Tuesday 12 October 2010

The Limits To Growth


I tend to think of the ‘70’s not as an anomaly, but more as a harbinger of a world that will become more and more familiar to us - a world of slow but relentless economic decline. Almost forgotten now, the decade was a period where for a few brief years, questions were asked not just about Capitalism, but about the foundational, and normally hidden, assumptions of Western civilisation.

In 1972, the Club Of Rome, a global think-tank, published "The Limits To Growth", a report on the impacts in terms of industrialisation, agriculture, pollution, and resource depletion that would result from a doubling of the world’s population. Controversial even at the time, its message, along with other "limits" books such as E.F. Schumacher’s "Small is Beautiful" and William Catton’s "Overshoot" was nonetheless given greater impetus by the 1973 oil shocks, and the economic chaos they unleashed on normally smooth-running Western economies.

The message of these books resonated particularly strongly with the nascent environmental movements that had arisen out of the hippie subculture, and who took messages of conservation and appropriate technology to heart in experiments with "off grid" lifestyles that, though meeting with mixed success, will no doubt be revisited in the future. The movement was killed off by both the opening up of the Prudhoe Bay and North Sea oil fields, which were to guarantee the West a couple of decades of energy security (and which would be mistaken for "normality") and the rise of Neoliberalism, which as the eschatological variant of Capitalism, would necessarily eschew the idea of limits.
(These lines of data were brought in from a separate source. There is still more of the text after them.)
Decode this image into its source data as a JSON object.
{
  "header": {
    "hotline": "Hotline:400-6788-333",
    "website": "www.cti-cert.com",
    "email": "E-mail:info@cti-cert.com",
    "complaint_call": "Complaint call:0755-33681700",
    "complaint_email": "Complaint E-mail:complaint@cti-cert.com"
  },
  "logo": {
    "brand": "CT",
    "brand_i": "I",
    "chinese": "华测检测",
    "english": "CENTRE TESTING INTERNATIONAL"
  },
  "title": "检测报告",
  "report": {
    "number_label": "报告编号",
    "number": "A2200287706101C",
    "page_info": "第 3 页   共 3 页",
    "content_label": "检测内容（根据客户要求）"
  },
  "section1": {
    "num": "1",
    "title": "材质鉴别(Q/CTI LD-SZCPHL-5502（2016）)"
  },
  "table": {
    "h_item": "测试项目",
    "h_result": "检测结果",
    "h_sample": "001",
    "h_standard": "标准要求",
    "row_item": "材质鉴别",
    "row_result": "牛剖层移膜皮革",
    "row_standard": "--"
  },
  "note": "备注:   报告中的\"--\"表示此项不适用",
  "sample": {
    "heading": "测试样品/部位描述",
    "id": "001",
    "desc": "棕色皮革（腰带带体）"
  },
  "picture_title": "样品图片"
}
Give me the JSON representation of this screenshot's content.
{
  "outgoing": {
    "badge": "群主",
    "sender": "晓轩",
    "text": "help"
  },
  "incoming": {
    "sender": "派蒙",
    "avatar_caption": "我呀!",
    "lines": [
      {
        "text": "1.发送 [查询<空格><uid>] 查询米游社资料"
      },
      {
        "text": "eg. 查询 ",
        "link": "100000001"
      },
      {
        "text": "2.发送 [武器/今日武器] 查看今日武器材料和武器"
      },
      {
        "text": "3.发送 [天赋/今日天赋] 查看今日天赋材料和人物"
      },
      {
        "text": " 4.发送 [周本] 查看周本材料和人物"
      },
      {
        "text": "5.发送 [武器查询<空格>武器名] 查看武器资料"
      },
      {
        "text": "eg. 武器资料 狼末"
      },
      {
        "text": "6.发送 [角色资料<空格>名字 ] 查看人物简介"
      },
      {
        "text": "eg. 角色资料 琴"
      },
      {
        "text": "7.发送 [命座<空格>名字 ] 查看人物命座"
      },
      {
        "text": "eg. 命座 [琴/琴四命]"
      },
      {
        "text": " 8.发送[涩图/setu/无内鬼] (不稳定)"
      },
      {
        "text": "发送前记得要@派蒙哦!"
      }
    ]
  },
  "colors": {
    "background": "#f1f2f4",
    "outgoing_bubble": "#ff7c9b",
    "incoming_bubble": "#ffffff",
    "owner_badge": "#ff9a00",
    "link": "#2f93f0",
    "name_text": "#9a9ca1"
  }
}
One of the first gestural acts of Reagan’s "Morning In America" was to remove the solar panels that Jimmy Carter had had fitted to the White House roof.

Nevertheless, the classical economists revered by the neoliberal think-tanks, such as Adam Smith, David Ricardo and Thomas Malthus (notoriously) openly expressed a belief in limits to growth, which they simply saw as the inevitable result of the finite availability of land. It was the deft reclassification of land as a form of capital that allowed the "science" of economics to overlook the irksome constraints of nature. Nevertheless an economic philosopher as late as John Stuart Mill could still say:

"It must always have been seen, more or less distinctly, by political economists, that the increase in wealth is not boundless: that at the end of what they term the progressive state lies the stationary state. . . ."


Hollywood, of course, caught the idea of limitation and decline and extrapolated it forwards in a strain of science fiction that was distinctly dystopian, and more often than not requiring the services of Charlton Heston. Movies such as "Planet Of The Apes", "Soylent Green", "Logan’s Run" and "The Omega Man" depicted various post-apocalyptic futures resulting from war, overpopulation, disease and pollution, in which survival is a lottery conducted either by unseen overseers, or as a war of all against all. Such posited futures were predicated more on the millenarian thought-habits of the Western mind than on inevitable future events.

Because of course, the end of growth, and consequent decline, doesn’t need to lead to starvation, anarchy, totalitarianism or genocide. Between a techno-grandiose future of plenty and the apocalypse, there lies a "third way" - decade after decade, century after century, of drab, dilapidated crapness; a distended Seventies stretching over the horizon, where it may only give way to a similarly distended Fifties, and then a Thirties and so on. This is the future most unacceptable to the Western mind, but alas the one it appears most likely to encounter.